De son côté, le Conseil d’État, dans sa décision du 3 mai 2002 dans l’affaire association de réinsertion sociale du Limousin, req. n° 245697, confirme la décision du Conseil constitutionnel : « Considérant, d’une part, que, si, dans une décision du 29 juillet 1998, le Conseil constitutionnel a qualifié d’objectif de valeur constitutionnelle la « possibilité pour toute personne de disposer d’un logement décent, il n’a pas consacré l’existence d’un droit au logement ayant rang de principe constitutionnel ; que les stipulations relatives à l’accès des particuliers au logement qui sont contenues dans certaines conventions internationales ratifiées par la France ne créent d’obligation qu’entre les États parties à ces conventions et ne produisent pas d’effet direct à l’égard des personnes privées ; ainsi, les organisations requérantes ne sont pas fondées à soutenir que le Préambule de la Constitution du 27 octobre 1946, auquel se réfère le Préambule de la Constitution du 4 octobre 1958, où lesdites conventions garantiraient l’exercice d’un droit au logement qui présenterait le caractère d’une liberté fondamentale au sens des dispositions de l’article L. 521-2 du code de justice administrative ».

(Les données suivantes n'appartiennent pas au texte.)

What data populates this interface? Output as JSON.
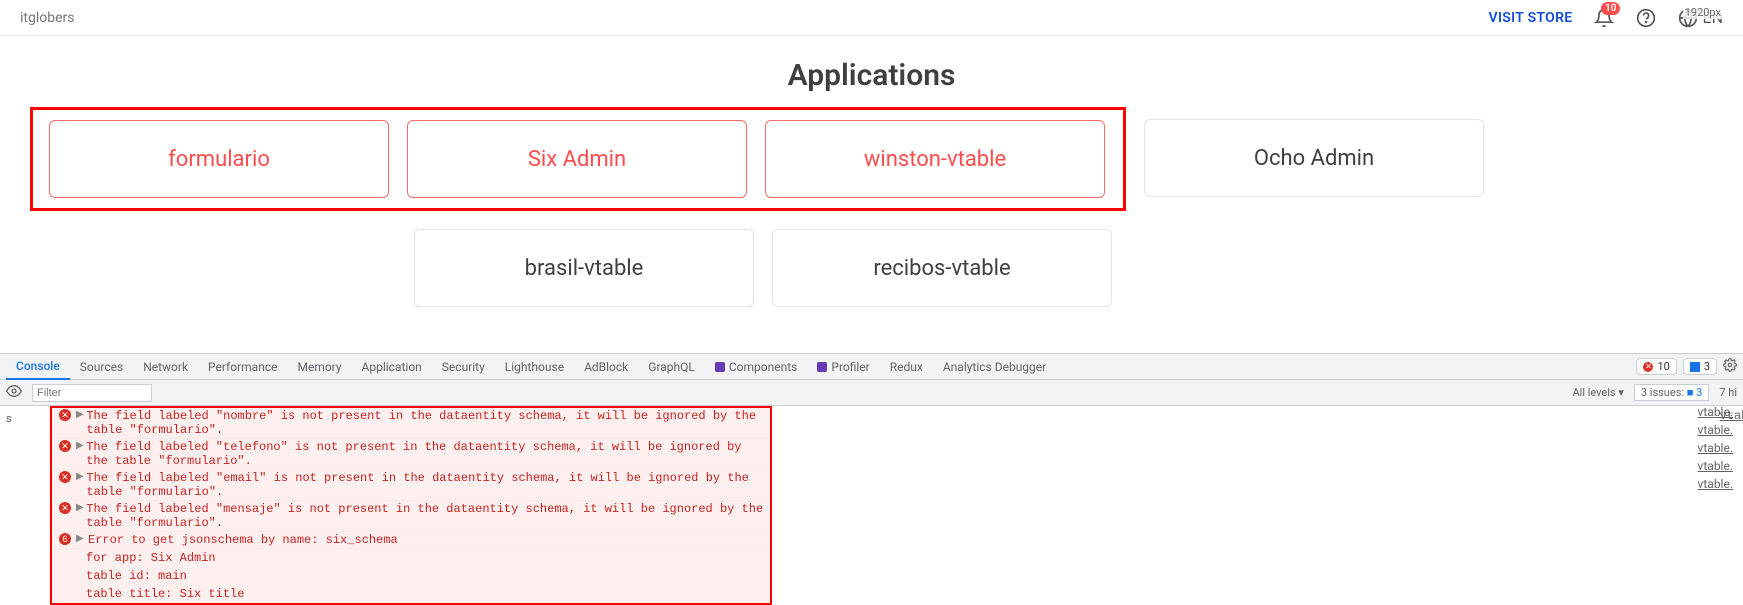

L’insuffisance du nombre de logements, ou l’occupation d’un logement inadapté à la situation des familles, sont l’une des principales causes de la pauvreté et des difficultés d’une partie grandissante de la population. Selon le 25e rapport sur « L’état du mal-logement en France » de la Fondation Abbé Pierre pour 2020[9], on observe la multiplication des atteintes au droit au logement et à l’hébergement d’urgence. Plus de trois millions de personnes souffrent d’une situation de mal-logement ou de non-logement.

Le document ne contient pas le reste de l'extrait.